I am "just a programmer" working on ML projects. My output (that I trade for money so I can put bread on the table) is code , not research. I don't try to hide that or give a false impression of being a professional researcher.
At best I am an amateur dabbler in the research bits of ML, just like some people dabble in astronomy without being professional astronomers. It is just something I like to fiddle with, so please don't take me seriously.
"In the spirit of the blog-post's advice I was trying to gauge whether to take the author's advice seriously, but after some short searching I could not come up with publications in ML."
You could not come up with publications because I don't have any!. And you should not take my "advice" ( I was just ranting, not really giving advice!) at all :-).

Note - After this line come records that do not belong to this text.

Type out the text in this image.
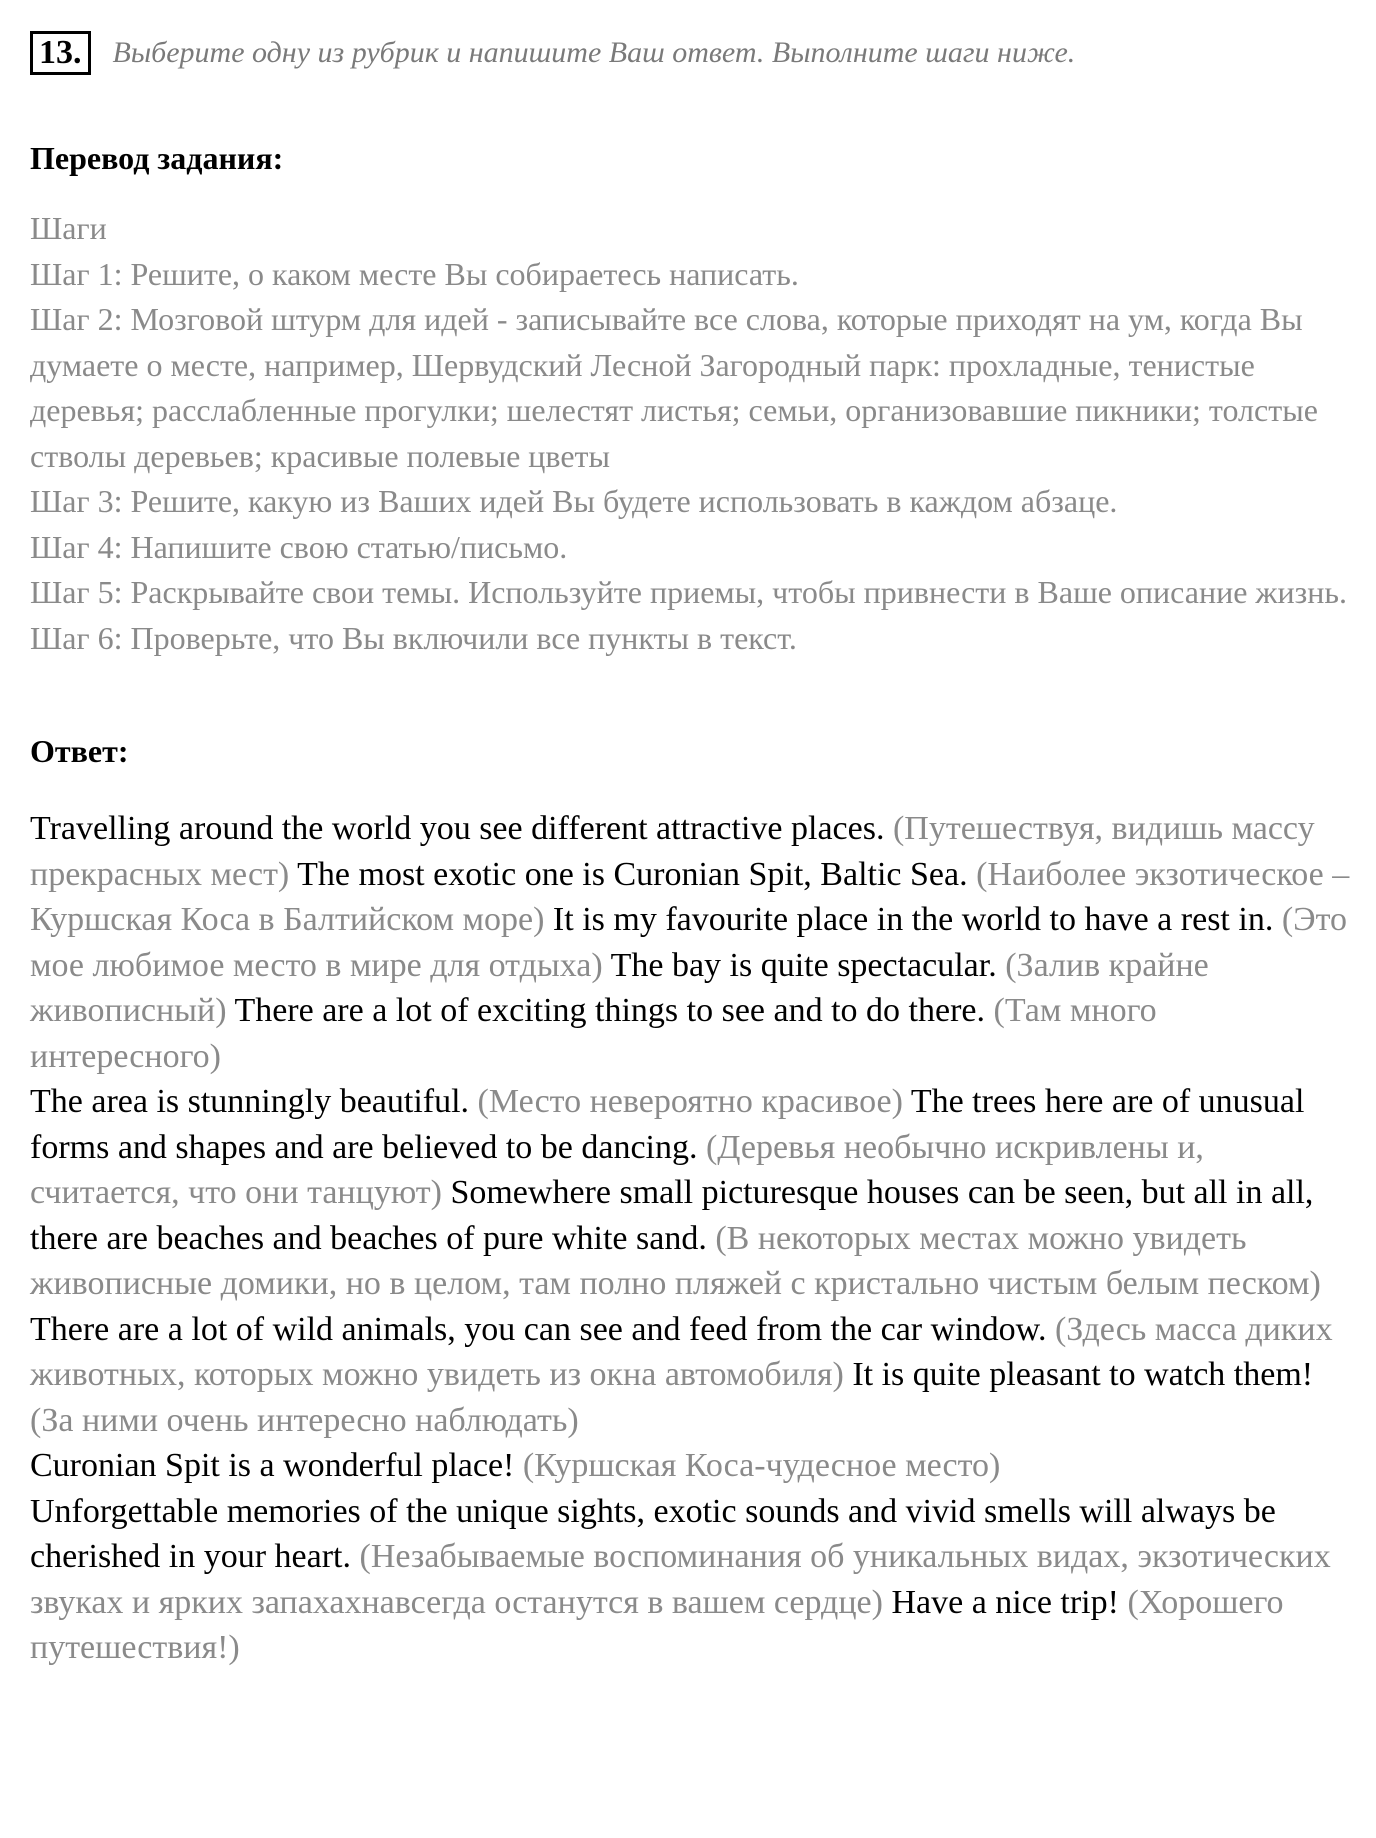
13.	Выберите одну из рубрик и напишите Ваш ответ. Выполните шаги ниже.
Перевод задания:
Шаги
Шаг 1: Решите, о каком месте Вы собираетесь написать.
Шаг 2: Мозговой штурм для идей - записывайте все слова, которые приходят на ум, когда Вы думаете о месте, например, Шервудский Лесной Загородный парк: прохладные, тенистые деревья; расслабленные прогулки; шелестят листья; семьи, организовавшие пикники; толстые стволы деревьев; красивые полевые цветы
Шаг 3: Решите, какую из Ваших идей Вы будете использовать в каждом абзаце.
Шаг 4: Напишите свою статью/письмо.
Шаг 5: Раскрывайте свои темы. Используйте приемы, чтобы привнести в Ваше описание жизнь.
Шаг 6: Проверьте, что Вы включили все пункты в текст.
Ответ:

Travelling around the world you see different attractive places. (Путешествуя, видишь массу прекрасных мест) The most exotic one is Curonian Spit, Baltic Sea. (Наиболее экзотическое – Куршская Коса в Балтийском море) It is my favourite place in the world to have a rest in. (Это мое любимое место в мире для отдыха) The bay is quite spectacular. (Залив крайне живописный) There are a lot of exciting things to see and to do there. (Там много интересного)

The area is stunningly beautiful. (Место невероятно красивое) The trees here are of unusual forms and shapes and are believed to be dancing. (Деревья необычно искривлены и, считается, что они танцуют) Somewhere small picturesque houses can be seen, but all in all, there are beaches and beaches of pure white sand. (В некоторых местах можно увидеть живописные домики, но в целом, там полно пляжей с кристально чистым белым песком)

There are a lot of wild animals, you can see and feed from the car window. (Здесь масса диких животных, которых можно увидеть из окна автомобиля) It is quite pleasant to watch them! (За ними очень интересно наблюдать)

Curonian Spit is a wonderful place! (Куршская Коса-чудесное место)

Unforgettable memories of the unique sights, exotic sounds and vivid smells will always be cherished in your heart. (Незабываемые воспоминания об уникальных видах, экзотических звуках и ярких запахахнавсегда останутся в вашем сердце) Have a nice trip! (Хорошего путешествия!)
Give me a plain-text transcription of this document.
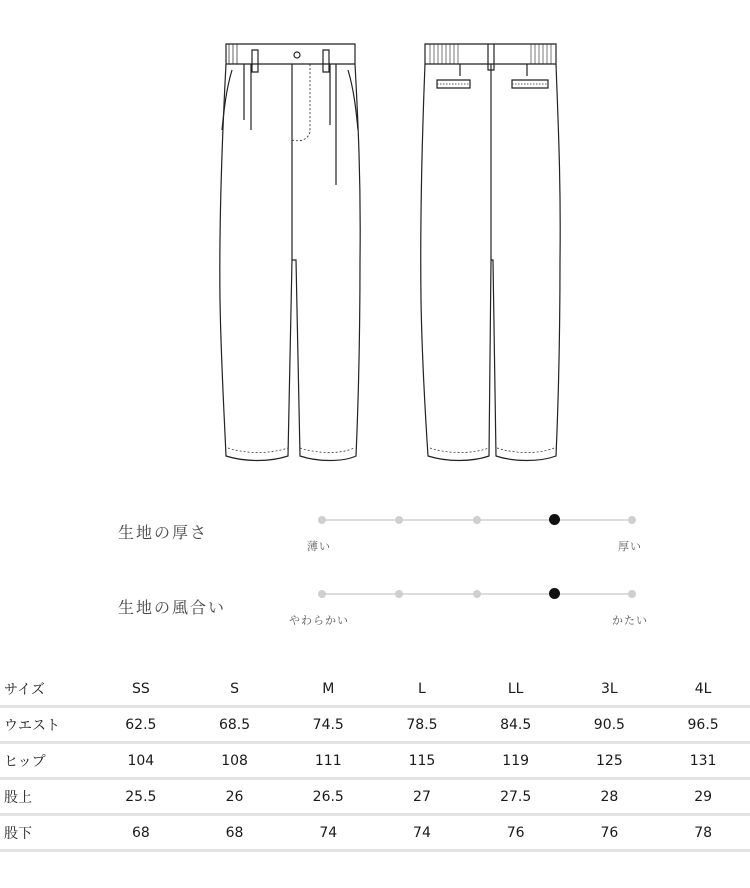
生地の厚さ
薄い	厚い
生地の風合い
やわらかい	かたい
サイズ	SS	S	M	L	LL	3L	4L
ウエスト	62.5	68.5	74.5	78.5	84.5	90.5	96.5
ヒップ	104	108	111	115	119	125	131
股上	25.5	26	26.5	27	27.5	28	29
股下	68	68	74	74	76	76	78
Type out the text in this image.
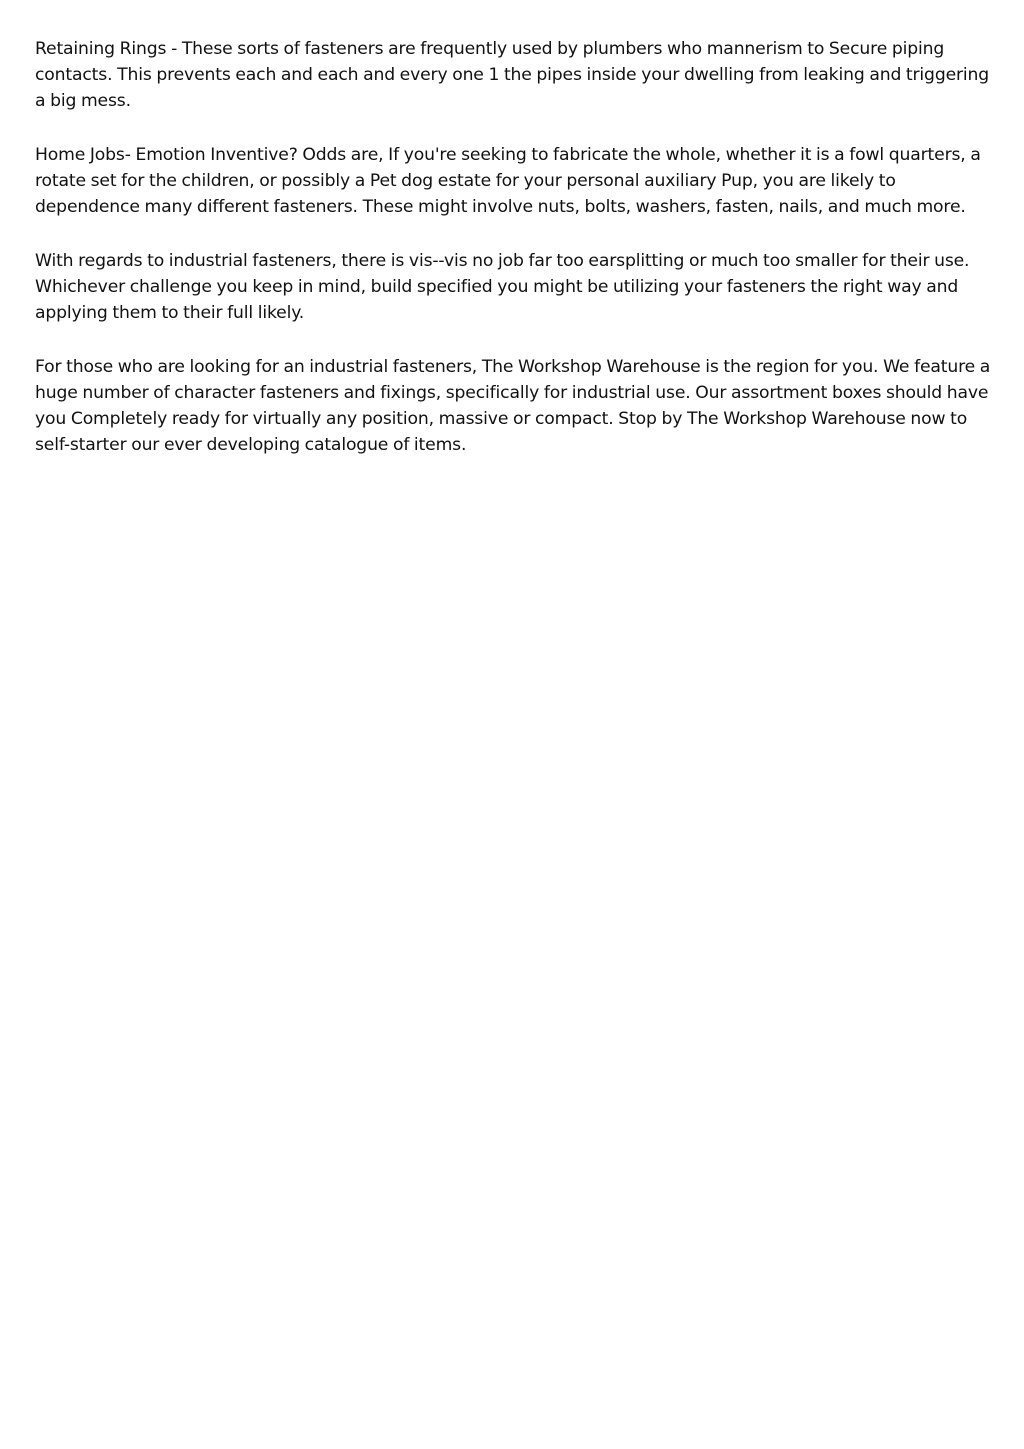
Retaining Rings - These sorts of fasteners are frequently used by plumbers who mannerism to Secure piping
contacts. This prevents each and each and every one 1 the pipes inside your dwelling from leaking and triggering
a big mess.

Home Jobs- Emotion Inventive? Odds are, If you're seeking to fabricate the whole, whether it is a fowl quarters, a
rotate set for the children, or possibly a Pet dog estate for your personal auxiliary Pup, you are likely to
dependence many different fasteners. These might involve nuts, bolts, washers, fasten, nails, and much more.

With regards to industrial fasteners, there is vis--vis no job far too earsplitting or much too smaller for their use.
Whichever challenge you keep in mind, build specified you might be utilizing your fasteners the right way and
applying them to their full likely.

For those who are looking for an industrial fasteners, The Workshop Warehouse is the region for you. We feature a
huge number of character fasteners and fixings, specifically for industrial use. Our assortment boxes should have
you Completely ready for virtually any position, massive or compact. Stop by The Workshop Warehouse now to
self-starter our ever developing catalogue of items.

That post was written for people who write to me asking for mentorship and so on, who presumable have made the (wrong!) decision to ask me for advice. It was not written for serious researchers trying to gauge whether they should take me seriously . You shouldn't, for the simple reason I am not a researcher, just a programmer doing ML work!
My initial goal was to do interesting projects/get away from the enterprise outsourcing world. That is fairly hard to do in India but that is now done and sustainable.
What I do now is convert research results (from professional researchers) into well engineered systems. To do this I need to able to consume research, not generate it. So yes, you are completely (utterly, unequivocally) right when you say I don't have any publications/research credentials and should not be treated as an ML researcher.
At some point, I think I will try to publish. It is a decent challenge for someone like me with no formal education in math or CS. I like challenges.(Tangentially a lot of published material is rehashed minor incremental stuff, with irreproducible results and no proofs. The really good papers are somewhat rarer.)
All I'll say for wrt publishing now is "Watch this space". Publication is on my agenda. Not a very high priority but it is a goal. People tell me it can't (in practice) be done except in a formal PhD(ish) program. I might even do a formal PhD one of these days - I like the idea of working with smart people - but meanwhile I am not going to wait around to be "given permission" to learn/do things.If at some point I have some published papers so I an be taken "seriously" by others, that is great. If I don't, that is great too. Life is too short to go around satisfying other people's expectations.
I've never listened to people who say I can't do this or that because I was too old/too young/too uneducated/born in the wrong place/living in the wrong place/don't have the right educational background/whatever.
If I can't bypass an entrenched system or pick the locks of doors slammed in my face, then what kind of hacker am I? We'll see someday if people can get published outside the formal "system". I am not daunted by the prospect. And if I do get published, I will post here on HN.
"I'd also take a risk and say that traditional mentor/student relationships in India are quite different from the less formal ones in the West. My experience with colleagues from India is that they are much more likely to observe the authority ladder."
This is very true so you are not taking a risk at all by saying so. I've been reprimanded before for "thinking like a Westerner","not respecting hierarchy", "not having asense of patriotism or nationalism" (!), and "treating superiors as peers" (all actual quotes).
There are some really good profs here who treat their students like colleagues and one of them recently reached out to me with an offer of doing joint research in an interesting area. So maybe I'll end up being professional researcher after all. I am trying to work out the logistics now. Wish me luck.
(PS: I am completely embarrassed that a rant I dashed off in twenty minutes or so is getting so much attention on HN, Blush! Run away and hide!)